The chill under Dorian’s fingers was suddenly interrupted by a tiny splash of warmth: a tear against his thumb. “Please,” Dorian said. He heard his voice crack.
She leaned her cheek against his palm and took a long deep breath. What was she thinking?
“Do you forgive me?” Luce asked at last. Dorian didn’t know if he was more amazed by the question or by the fierce sweetness of the gaze that she suddenly fixed on him. “Even for helping to kill your family? Because I don’t think you ever really did before. No matter what you said. And I understand if you can’t, but if you can’t there’s no point in—” She broke off with a moan.
“That wasn’t the only thing I couldn’t forgive you for.” Somehow saying that sent a shock through him. Truth rose in his mind like bubbles and then popped horribly.
“How do you mean?” Luce’s voice was still very soft.
“I couldn’t forgive you for always getting to be the hero when I wasn’t one.”
They were looking at each other so intensely that the air seemed to ring. “So go work on being a hero,” Luce said. “If that’s what you want.”
“I did.” For the first time since he’d found her again he felt himself grinning at her. “I mean, not like you, Luce. But I really tried my best. That’s all I’ve been doing for weeks now. And I know everything we did at least helped.”
“The Twice Lost Humans, you mean?”
Dorian felt the thrill of seeing her responding smile. Possibly, just possibly, there was still hope for the two of them. “Yeah.”
“I was so mad about that. You using our name.”
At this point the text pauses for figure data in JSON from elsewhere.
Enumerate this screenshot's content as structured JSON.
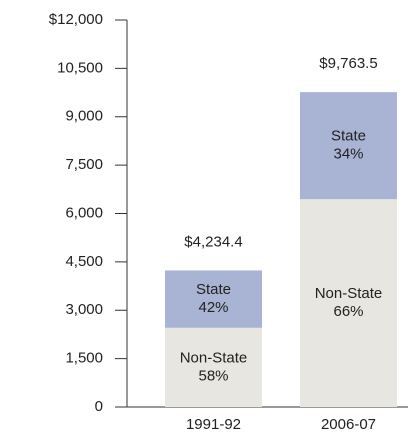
{
  "chart_data": {
    "type": "stacked_bar",
    "categories": [
      "1991-92",
      "2006-07"
    ],
    "series": [
      {
        "name": "Non-State",
        "color": "#e8e6e1",
        "values": [
          2456,
          6444
        ],
        "share_labels": [
          "58%",
          "66%"
        ]
      },
      {
        "name": "State",
        "color": "#a9b4d4",
        "values": [
          1778.4,
          3319.5
        ],
        "share_labels": [
          "42%",
          "34%"
        ]
      }
    ],
    "total_labels": [
      "$4,234.4",
      "$9,763.5"
    ],
    "ylim": [
      0,
      12000
    ],
    "yticks": [
      0,
      {
        "value": 1500,
        "label": "1,500"
      },
      {
        "value": 3000,
        "label": "3,000"
      },
      {
        "value": 4500,
        "label": "4,500"
      },
      {
        "value": 6000,
        "label": "6,000"
      },
      {
        "value": 7500,
        "label": "7,500"
      },
      {
        "value": 9000,
        "label": "9,000"
      },
      {
        "value": 10500,
        "label": "10,500"
      },
      {
        "value": 12000,
        "label": "$12,000"
      }
    ]
  }
}
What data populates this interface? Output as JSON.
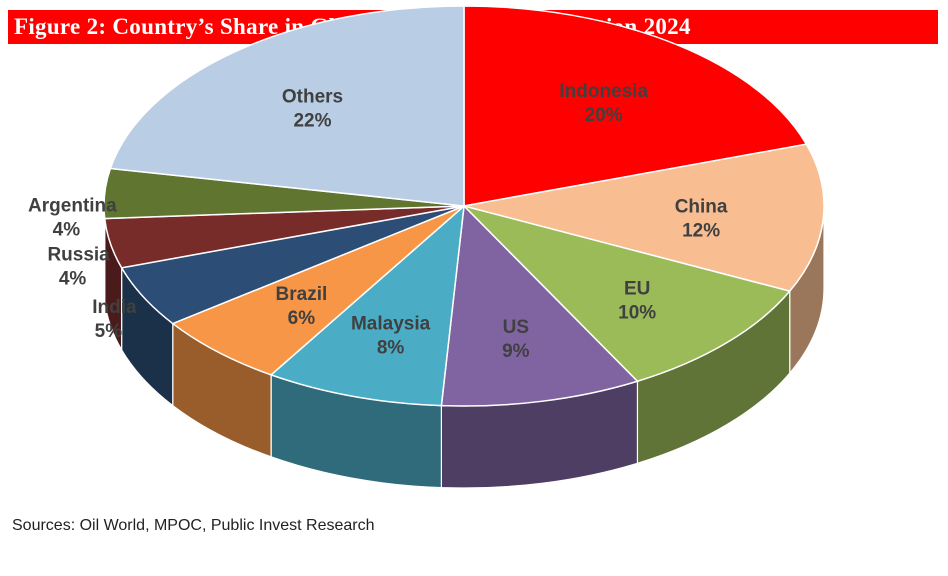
{
  "header": {
    "title": "Figure 2: Country’s Share in Global Oils and Fats Production 2024",
    "bar_color": "#ff0000"
  },
  "footer": {
    "source": "Sources: Oil World, MPOC, Public Invest Research"
  },
  "chart_data": {
    "type": "pie",
    "title": "Figure 2: Country’s Share in Global Oils and Fats Production 2024",
    "unit": "%",
    "three_d": true,
    "slices": [
      {
        "label": "Indonesia",
        "value": 20,
        "value_label": "20%",
        "color": "#ff0000"
      },
      {
        "label": "China",
        "value": 12,
        "value_label": "12%",
        "color": "#f8be91"
      },
      {
        "label": "EU",
        "value": 10,
        "value_label": "10%",
        "color": "#9bbb59"
      },
      {
        "label": "US",
        "value": 9,
        "value_label": "9%",
        "color": "#8064a2"
      },
      {
        "label": "Malaysia",
        "value": 8,
        "value_label": "8%",
        "color": "#4bacc6"
      },
      {
        "label": "Brazil",
        "value": 6,
        "value_label": "6%",
        "color": "#f79646"
      },
      {
        "label": "India",
        "value": 5,
        "value_label": "5%",
        "color": "#2c4d75"
      },
      {
        "label": "Russia",
        "value": 4,
        "value_label": "4%",
        "color": "#772c2a"
      },
      {
        "label": "Argentina",
        "value": 4,
        "value_label": "4%",
        "color": "#5f7530"
      },
      {
        "label": "Others",
        "value": 22,
        "value_label": "22%",
        "color": "#b9cde5"
      }
    ]
  }
}
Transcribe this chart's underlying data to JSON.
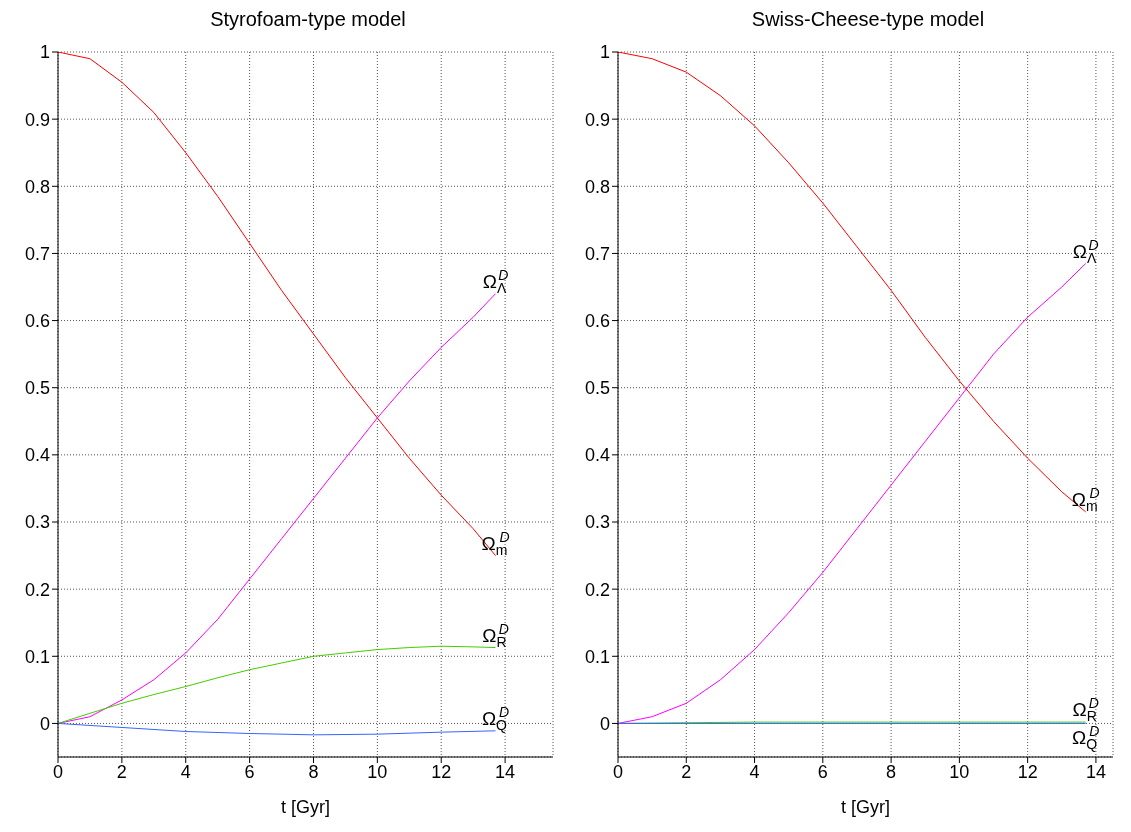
{
  "chart_data": [
    {
      "type": "line",
      "title": "Styrofoam-type model",
      "xlabel": "t [Gyr]",
      "xlim": [
        0,
        15.5
      ],
      "xticks": [
        0,
        2,
        4,
        6,
        8,
        10,
        12,
        14
      ],
      "ylim": [
        -0.05,
        1
      ],
      "yticks": [
        0,
        0.1,
        0.2,
        0.3,
        0.4,
        0.5,
        0.6,
        0.7,
        0.8,
        0.9,
        1
      ],
      "grid": true,
      "series": [
        {
          "name": "Ω$_{m}$$^{D}$",
          "color": "#ff0000",
          "x": [
            0,
            1,
            2,
            3,
            4,
            5,
            6,
            7,
            8,
            9,
            10,
            11,
            12,
            13,
            13.7
          ],
          "values": [
            1,
            0.99,
            0.955,
            0.91,
            0.85,
            0.785,
            0.715,
            0.645,
            0.58,
            0.515,
            0.455,
            0.395,
            0.34,
            0.29,
            0.25
          ]
        },
        {
          "name": "Ω$_{Λ}$$^{D}$",
          "color": "#ff00ff",
          "x": [
            0,
            1,
            2,
            3,
            4,
            5,
            6,
            7,
            8,
            9,
            10,
            11,
            12,
            13,
            13.7
          ],
          "values": [
            0,
            0.01,
            0.035,
            0.065,
            0.105,
            0.155,
            0.215,
            0.275,
            0.335,
            0.395,
            0.455,
            0.51,
            0.56,
            0.605,
            0.64
          ]
        },
        {
          "name": "Ω$_{R}$$^{D}$",
          "color": "#44cc00",
          "x": [
            0,
            1,
            2,
            3,
            4,
            5,
            6,
            7,
            8,
            9,
            10,
            11,
            12,
            13,
            13.7
          ],
          "values": [
            0,
            0.015,
            0.03,
            0.043,
            0.055,
            0.068,
            0.08,
            0.09,
            0.1,
            0.105,
            0.11,
            0.113,
            0.115,
            0.114,
            0.113
          ]
        },
        {
          "name": "Ω$_{Q}$$^{D}$",
          "color": "#3366ff",
          "x": [
            0,
            2,
            4,
            6,
            8,
            10,
            12,
            13.7
          ],
          "values": [
            0,
            -0.006,
            -0.012,
            -0.015,
            -0.017,
            -0.016,
            -0.013,
            -0.011
          ]
        }
      ]
    },
    {
      "type": "line",
      "title": "Swiss-Cheese-type model",
      "xlabel": "t [Gyr]",
      "xlim": [
        0,
        14.5
      ],
      "xticks": [
        0,
        2,
        4,
        6,
        8,
        10,
        12,
        14
      ],
      "ylim": [
        -0.05,
        1
      ],
      "yticks": [
        0,
        0.1,
        0.2,
        0.3,
        0.4,
        0.5,
        0.6,
        0.7,
        0.8,
        0.9,
        1
      ],
      "grid": true,
      "series": [
        {
          "name": "Ω$_{Λ}$$^{D}$",
          "color": "#ff00ff",
          "x": [
            0,
            1,
            2,
            3,
            4,
            5,
            6,
            7,
            8,
            9,
            10,
            11,
            12,
            13,
            13.7
          ],
          "values": [
            0,
            0.01,
            0.03,
            0.065,
            0.11,
            0.165,
            0.225,
            0.29,
            0.355,
            0.42,
            0.485,
            0.55,
            0.605,
            0.65,
            0.685
          ]
        },
        {
          "name": "Ω$_{m}$$^{D}$",
          "color": "#ff0000",
          "x": [
            0,
            1,
            2,
            3,
            4,
            5,
            6,
            7,
            8,
            9,
            10,
            11,
            12,
            13,
            13.7
          ],
          "values": [
            1,
            0.99,
            0.97,
            0.935,
            0.89,
            0.835,
            0.775,
            0.71,
            0.645,
            0.575,
            0.51,
            0.45,
            0.395,
            0.345,
            0.315
          ]
        },
        {
          "name": "Ω$_{R}$$^{D}$",
          "color": "#44cc00",
          "x": [
            0,
            4,
            8,
            13.7
          ],
          "values": [
            0,
            0.002,
            0.002,
            0.002
          ]
        },
        {
          "name": "Ω$_{Q}$$^{D}$",
          "color": "#3366ff",
          "x": [
            0,
            4,
            8,
            13.7
          ],
          "values": [
            0,
            0,
            0,
            0
          ]
        }
      ]
    }
  ]
}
“I know,” Dorian whispered. And before he was entirely conscious of what he was doing he’d leaned forward and kissed her.
The kiss was a bright banner unfurled and beating in the wind. It was an expanse of water suddenly waking with a surge of blinding ripples. It was his heart made manifest, and it felt like a triumph that comes unexpectedly when all hope has long been lost. He heard her gasp and pulled her closer still.
Then Dorian kicked his legs out of the kayak and landed on his side in the shallow water, his arms binding her fervently. For a time they tangled sweetly, Luce’s fins flicking and curling around his ankles. General or not, Dorian thought, Luce was still his. They still belonged together, and he told her that with a slow whirl of deepening kisses.
Then she pulled away—not far enough to leave his embrace but enough to break the kiss and rest her forehead on his chest. He gazed down at her, his hands still glossing gently around her faintly shining shoulders, her back, the nape of her neck. “Luce . . .”
“Everything’s changed,” Luce murmured. “Everything is different now! Dorian, I can’t even explain—”
Dorian felt his heart plummeting. The world became nothing but ice, falling stones, blackness. She couldn’t explain why she could never love him again? Was that what she meant? “What can’t you explain?” His voice rasped out of him.